Wednesday, January 27, 2010

Things that are happening

Well this last week has been an experience.....I have been hitting that fork in the road feeling wondering if nursing is what I really want to do with my life....I know..I know after all of the hard work I have been through to get here ..applications being mailed out and I am in the home stretch to apply....I started to think about why I chose nursing...Well I think I chose it because I wanted to go to school..I needed the education no matter what..and I have to have a reason or a goal when I do things (that is just how I am built)....Nursing fit well in that little box becuase I worked in the medical feild, the college near me only had two programs..pilots or nursing...and working the PT the patients that I had gotten close to had told me I would make a fabulous nurse...Well to become a nurse I would not be a "nurturer" I would be a paper pusher and chart all day administer meds...I would have bad hours to begin with and I don't know that this is what I really want to do.....I think I needed to have a goal and this fit into the "box" I didn't think I could do anything outside of the technical school that was near me...Now I know I can go to the university and my options are limitless.
So after much debate, talk, and struggle within myself I have been checking out my options and talking with my school advisor, career counselor, my boss ( who is a nurse practitioner as well) and Rob. I also remembered my first orientation at school and they said that students change their major three times on average before leaving college..I thought to myself oh yeah..well that is not me.....Well I guess I get to eat crow again!
I am changing my major!
i am going to major in human development ( psychology) and minor in Women's studies (feminism) this is going to be something mroe along the lines of what I want to do! I can be a lactation specialist, be a lamaze coach, work in women's prisons and counsel, I could work with handicapped people..I could be a school counselor, I could be alot of different things that can actually nurture people and make a difference!
The other thing they tell you when you get into the nursing program is that you can't have another job....because to get through the nursing program is really hard..and although I am up for that challenge..the thing is..my family is a full-time job..I am missing out on so many things all of the time because of school now..so getting into the nursing program I might as well just see my family 5 hours a week....and my main job is to be a MOM...I hate missing out on their lives..so I need to re-direct this path so I can be home more...WSU offers my courses on-line so I can work while they are in school and be home for everything in between. So I am going to register for fall semester at WSU and I will offically be a COUGAR (not in the bad sense)!
I pretty much have to have my master's degree to get into the things I want to do..and that is fine with me because I have plenty of time to be a student..Clarissa is 6 years old and in all actuality it is less time that it was going to take me to get my masters in nursing...I will be cutting my student time off by a year! Hurray for me!
I am getting the best of both worlds..I can be a student get my education and be the wife and mother that I need to be. Hurray for me..this is so exciting...God has been giving me peace throughout this process and he is leading me to where he thinks I should be and I love that feeling!

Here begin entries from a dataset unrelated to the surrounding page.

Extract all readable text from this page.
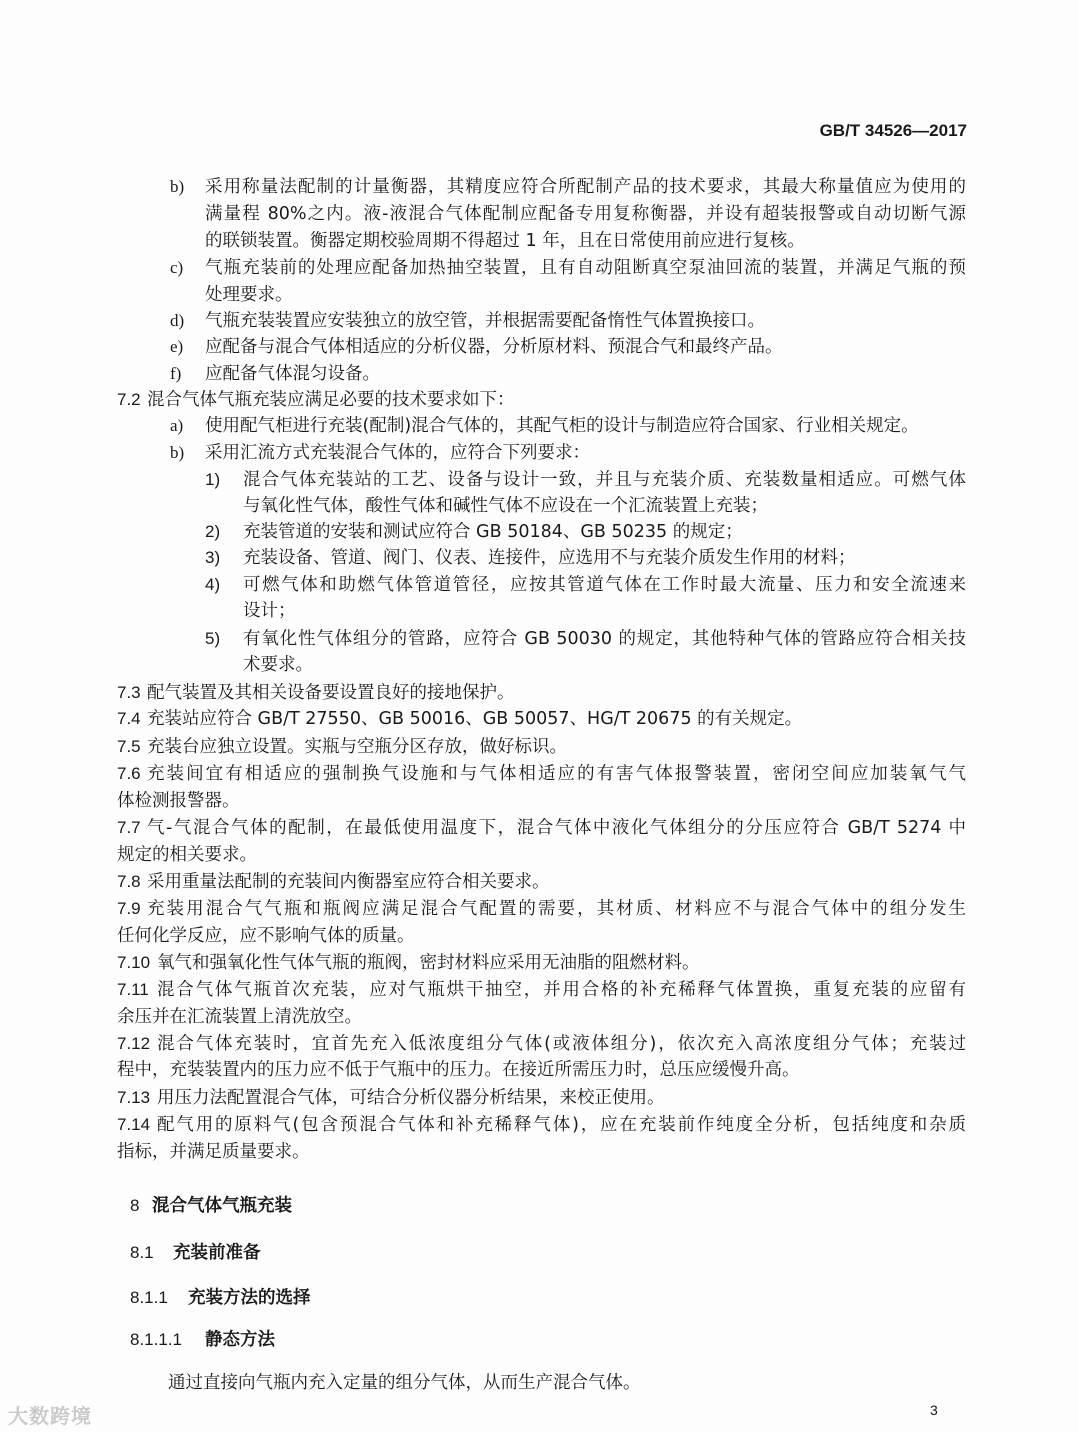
GB/T 34526—2017
b) 采用称量法配制的计量衡器，其精度应符合所配制产品的技术要求，其最大称量值应为使用的
满量程 80%之内。液-液混合气体配制应配备专用复称衡器，并设有超装报警或自动切断气源
的联锁装置。衡器定期校验周期不得超过 1 年，且在日常使用前应进行复核。
c) 气瓶充装前的处理应配备加热抽空装置，且有自动阻断真空泵油回流的装置，并满足气瓶的预
处理要求。
d) 气瓶充装装置应安装独立的放空管，并根据需要配备惰性气体置换接口。
e) 应配备与混合气体相适应的分析仪器，分析原材料、预混合气和最终产品。
f) 应配备气体混匀设备。
7.2 混合气体气瓶充装应满足必要的技术要求如下：
a) 使用配气柜进行充装(配制)混合气体的，其配气柜的设计与制造应符合国家、行业相关规定。
b) 采用汇流方式充装混合气体的，应符合下列要求：
1) 混合气体充装站的工艺、设备与设计一致，并且与充装介质、充装数量相适应。可燃气体
与氧化性气体，酸性气体和碱性气体不应设在一个汇流装置上充装；
2) 充装管道的安装和测试应符合 GB 50184、GB 50235 的规定；
3) 充装设备、管道、阀门、仪表、连接件，应选用不与充装介质发生作用的材料；
4) 可燃气体和助燃气体管道管径，应按其管道气体在工作时最大流量、压力和安全流速来
设计；
5) 有氧化性气体组分的管路，应符合 GB 50030 的规定，其他特种气体的管路应符合相关技
术要求。
7.3 配气装置及其相关设备要设置良好的接地保护。
7.4 充装站应符合 GB/T 27550、GB 50016、GB 50057、HG/T 20675 的有关规定。
7.5 充装台应独立设置。实瓶与空瓶分区存放，做好标识。
7.6 充装间宜有相适应的强制换气设施和与气体相适应的有害气体报警装置，密闭空间应加装氧气气
体检测报警器。
7.7 气-气混合气体的配制，在最低使用温度下，混合气体中液化气体组分的分压应符合 GB/T 5274 中
规定的相关要求。
7.8 采用重量法配制的充装间内衡器室应符合相关要求。
7.9 充装用混合气气瓶和瓶阀应满足混合气配置的需要，其材质、材料应不与混合气体中的组分发生
任何化学反应，应不影响气体的质量。
7.10 氧气和强氧化性气体气瓶的瓶阀，密封材料应采用无油脂的阻燃材料。
7.11 混合气体气瓶首次充装，应对气瓶烘干抽空，并用合格的补充稀释气体置换，重复充装的应留有
余压并在汇流装置上清洗放空。
7.12 混合气体充装时，宜首先充入低浓度组分气体(或液体组分)，依次充入高浓度组分气体；充装过
程中，充装装置内的压力应不低于气瓶中的压力。在接近所需压力时，总压应缓慢升高。
7.13 用压力法配置混合气体，可结合分析仪器分析结果，来校正使用。
7.14 配气用的原料气(包含预混合气体和补充稀释气体)，应在充装前作纯度全分析，包括纯度和杂质
指标，并满足质量要求。
8 混合气体气瓶充装
8.1 充装前准备
8.1.1 充装方法的选择
8.1.1.1 静态方法
通过直接向气瓶内充入定量的组分气体，从而生产混合气体。
3
大数跨境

Saturday, January 16, 2010

Clarissa and sewing







Well Clarissa was just itching to go to the shop with me today...she got her chores done and hounded her Daddy until he finally called to say : Clarissa is bugging me to come down there today...Can she come? I said " Yes....then talked to Jeri..I asked ..Does she have her apron...she said: SHe has had it on since 9 o'clock this morning. me " oh ok...sure tell Dad to bring her down."

While she was there she put bolts of fabric away ..ate snacks and then started a crayon quilt..i let her pick out 4 FQ to use and then told her she could get the rest of the fabrics out of our scrap bin....or she could buy a honey bun ( just for my sheer laziness so I wouldn't have to cut all of them up..but she picked FQ instead)...they are all pink...so she is making a PINK crayon quilt..which is fine, it is her quilt...but she is a girl who knows what she wants..so why bother trying to get her to expand? She put in one green strip from the scrap bin..that one strip must be pretty worthy to make it into the pink quilt..lol.
She is getting tired I can tell....and there are alot of little pictures she has to frame in fabric...but I think it is darling the way she tries so hard.
The boys have a friend staying the night and he is just watching her amazed that she can iron, and work the sewing machine..he keeps going in to the boys and saying...How does your sister do that?..My boys don't even look up.. they say : My Mom teaches her everything...Clarissa knows how to work everything. And that pretty much sums it up..Clarissa will weasel her way into everything so she can know the ins and outs of this house..which is good...I am proud of her!